Binance, the world’s largest crypto exchange, exited the U.S. in 2023 as part of a deal in which then CEO, Changpeng Zhao, pleaded guilty to criminal charges over the failure to prevent money laundering on the exchange, as part of a $4.3 billion settlement with the Department of Justice.
Zhao was pardoned by U.S President Donald Trump in October. A Bloomberg report in December said the company was mulling re-entering the U.S. market.
Former Binance CEO Changpeng Zhao, center, departs federal court in Seattle on April 30, 2024.
Jason Redmond | AFP | Getty Images
In an interview with CNBC in Davos on Tuesday, Binance’s co-CEO, Richard Teng, said it was taking a “wait and see” approach to re-entering the U.S., which he called “a very important marketplace.”
Shortly afterwards, in a separate interview with CNBC, Brad Garlinghouse, the CEO of blockchain company Ripple, predicted it would happen.
“It’s a very large market, and … not that many years ago, they were a material player,” he said of Binance.
“I think they’ll come back because they’re a capitalistic, innovative company that wants to solve … larger markets and continue to grow,” Garlinghouse added.
Garlinghouse said Binance’s re-entry would increase competition and bring more people into the market.

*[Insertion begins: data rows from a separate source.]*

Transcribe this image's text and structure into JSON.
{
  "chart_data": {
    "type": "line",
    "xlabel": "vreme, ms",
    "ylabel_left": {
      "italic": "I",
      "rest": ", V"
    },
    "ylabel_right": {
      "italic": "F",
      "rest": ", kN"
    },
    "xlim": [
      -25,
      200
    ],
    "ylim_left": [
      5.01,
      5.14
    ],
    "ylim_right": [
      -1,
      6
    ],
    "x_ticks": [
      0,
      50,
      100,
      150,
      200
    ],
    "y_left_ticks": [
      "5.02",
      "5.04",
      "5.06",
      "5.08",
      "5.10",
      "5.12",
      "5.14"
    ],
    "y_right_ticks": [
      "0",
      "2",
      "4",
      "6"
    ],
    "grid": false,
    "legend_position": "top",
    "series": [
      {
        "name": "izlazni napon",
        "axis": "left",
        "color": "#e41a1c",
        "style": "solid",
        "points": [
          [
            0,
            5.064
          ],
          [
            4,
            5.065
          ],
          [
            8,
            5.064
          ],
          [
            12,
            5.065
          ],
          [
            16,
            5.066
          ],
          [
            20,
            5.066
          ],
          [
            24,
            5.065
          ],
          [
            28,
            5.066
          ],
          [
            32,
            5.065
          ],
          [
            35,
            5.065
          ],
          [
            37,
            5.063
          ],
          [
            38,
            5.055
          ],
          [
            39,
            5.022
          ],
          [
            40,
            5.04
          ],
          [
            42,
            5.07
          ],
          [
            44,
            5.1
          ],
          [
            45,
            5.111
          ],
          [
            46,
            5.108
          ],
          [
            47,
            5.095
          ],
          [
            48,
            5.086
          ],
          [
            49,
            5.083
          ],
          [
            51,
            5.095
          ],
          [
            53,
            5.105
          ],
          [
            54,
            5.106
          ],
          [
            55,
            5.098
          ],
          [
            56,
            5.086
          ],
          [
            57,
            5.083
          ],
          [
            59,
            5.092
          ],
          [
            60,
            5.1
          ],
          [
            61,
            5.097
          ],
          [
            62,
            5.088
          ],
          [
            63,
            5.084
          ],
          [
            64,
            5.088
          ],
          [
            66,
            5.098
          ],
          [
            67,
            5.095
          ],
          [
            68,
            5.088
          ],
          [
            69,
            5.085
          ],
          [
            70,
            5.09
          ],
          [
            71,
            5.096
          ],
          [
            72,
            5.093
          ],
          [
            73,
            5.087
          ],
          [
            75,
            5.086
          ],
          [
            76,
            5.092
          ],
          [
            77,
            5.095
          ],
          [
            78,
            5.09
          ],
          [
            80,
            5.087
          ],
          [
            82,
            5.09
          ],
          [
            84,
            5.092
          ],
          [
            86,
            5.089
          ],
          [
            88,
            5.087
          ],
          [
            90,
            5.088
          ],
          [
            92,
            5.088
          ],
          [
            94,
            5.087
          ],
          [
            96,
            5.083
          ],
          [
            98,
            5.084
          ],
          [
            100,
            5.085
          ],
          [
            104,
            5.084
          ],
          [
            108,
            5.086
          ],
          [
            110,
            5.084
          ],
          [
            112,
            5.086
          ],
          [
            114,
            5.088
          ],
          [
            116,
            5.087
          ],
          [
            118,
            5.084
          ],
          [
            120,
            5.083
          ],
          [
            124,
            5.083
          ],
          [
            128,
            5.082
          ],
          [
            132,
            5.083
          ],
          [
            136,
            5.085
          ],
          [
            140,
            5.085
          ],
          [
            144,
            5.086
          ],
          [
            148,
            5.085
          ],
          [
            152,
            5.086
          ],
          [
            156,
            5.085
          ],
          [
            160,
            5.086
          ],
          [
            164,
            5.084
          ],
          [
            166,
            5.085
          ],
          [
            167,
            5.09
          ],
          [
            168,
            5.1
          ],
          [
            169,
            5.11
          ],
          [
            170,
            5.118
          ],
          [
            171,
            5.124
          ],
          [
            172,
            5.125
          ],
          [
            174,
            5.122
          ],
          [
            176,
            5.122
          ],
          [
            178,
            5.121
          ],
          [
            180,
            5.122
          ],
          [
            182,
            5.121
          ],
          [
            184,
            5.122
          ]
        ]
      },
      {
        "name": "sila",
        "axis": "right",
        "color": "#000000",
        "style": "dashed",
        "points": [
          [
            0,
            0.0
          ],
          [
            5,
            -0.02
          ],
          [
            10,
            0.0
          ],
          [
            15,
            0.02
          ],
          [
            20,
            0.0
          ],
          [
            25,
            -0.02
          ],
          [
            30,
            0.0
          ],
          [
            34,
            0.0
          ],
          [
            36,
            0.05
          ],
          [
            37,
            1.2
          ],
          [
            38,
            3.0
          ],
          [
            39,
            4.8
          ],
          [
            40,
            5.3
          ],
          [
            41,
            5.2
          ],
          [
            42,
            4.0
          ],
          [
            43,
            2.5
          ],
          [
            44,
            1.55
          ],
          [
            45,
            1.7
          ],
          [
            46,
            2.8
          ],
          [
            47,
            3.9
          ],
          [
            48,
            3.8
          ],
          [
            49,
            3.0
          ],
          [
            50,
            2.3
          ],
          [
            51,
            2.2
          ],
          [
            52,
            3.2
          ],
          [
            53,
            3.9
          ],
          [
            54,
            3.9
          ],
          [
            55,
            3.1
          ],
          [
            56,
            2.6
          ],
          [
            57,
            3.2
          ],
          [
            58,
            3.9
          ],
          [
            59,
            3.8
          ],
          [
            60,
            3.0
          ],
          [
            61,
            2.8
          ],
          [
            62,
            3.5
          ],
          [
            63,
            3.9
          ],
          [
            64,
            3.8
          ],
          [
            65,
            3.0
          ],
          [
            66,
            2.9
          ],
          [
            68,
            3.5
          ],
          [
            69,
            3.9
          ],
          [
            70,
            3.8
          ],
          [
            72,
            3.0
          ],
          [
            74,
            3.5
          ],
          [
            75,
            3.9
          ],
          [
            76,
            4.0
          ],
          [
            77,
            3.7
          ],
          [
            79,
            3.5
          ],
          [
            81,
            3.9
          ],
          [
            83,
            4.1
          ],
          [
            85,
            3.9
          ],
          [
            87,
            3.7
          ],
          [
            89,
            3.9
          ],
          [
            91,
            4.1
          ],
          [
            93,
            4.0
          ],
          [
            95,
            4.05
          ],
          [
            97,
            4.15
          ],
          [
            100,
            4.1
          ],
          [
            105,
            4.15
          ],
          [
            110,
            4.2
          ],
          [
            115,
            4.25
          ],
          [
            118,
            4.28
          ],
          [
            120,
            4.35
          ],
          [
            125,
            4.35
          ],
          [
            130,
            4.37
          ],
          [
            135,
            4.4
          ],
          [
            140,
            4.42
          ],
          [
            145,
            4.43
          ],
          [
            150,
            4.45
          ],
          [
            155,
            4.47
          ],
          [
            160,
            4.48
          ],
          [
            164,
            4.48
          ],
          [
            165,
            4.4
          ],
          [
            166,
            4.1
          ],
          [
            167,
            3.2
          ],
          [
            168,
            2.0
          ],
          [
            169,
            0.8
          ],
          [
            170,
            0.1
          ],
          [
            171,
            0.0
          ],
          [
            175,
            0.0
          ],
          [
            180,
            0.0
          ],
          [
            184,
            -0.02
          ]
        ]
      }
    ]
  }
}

“I think it will actually have the positive impact of bringing more people into the market, in part because it’ll reduce pricing,” Garlinghouse said. “Today their [Binance] pricing is lower on a global basis than what we see here in the U.S.”
Crypto industry clash over new regulation
The U.S. passed the GENIUS Act last year to regulate stablecoins and is debating approving the Clarity Act, a framework for regulating cryptocurrencies.
The Clarity Act faced opposition from some crypto industry participants. Coinbase CEO Brian Armstrong posted last week on X that his company “can’t support the bill as written.”
However, Teng and Garlinghouse backed it.
“I would say that any regulation will be better than no regulation,” Teng, who is a former regulator, said during his CNBC interview.
“Once you have clarity, you can then start working around those rules, right? And in the first instance, most regulations will not be perfect, but it is then going through a round of enhancements,” Teng said.
Garlinghouse said he was “surprised” at Armstrong’s “vehemence” in coming out against the Clarity Act.
“I mean, basically the rest of the industry, including exchanges that compete with Coinbase, were still supporting it,” Garlinghouse said.
“My understanding is everyone’s kind of still at the table. I’m hopeful we find the how to break that impasse … If we want the industry to continue to grow … we need things like the Genius Act, we need things like the Clarity Act.”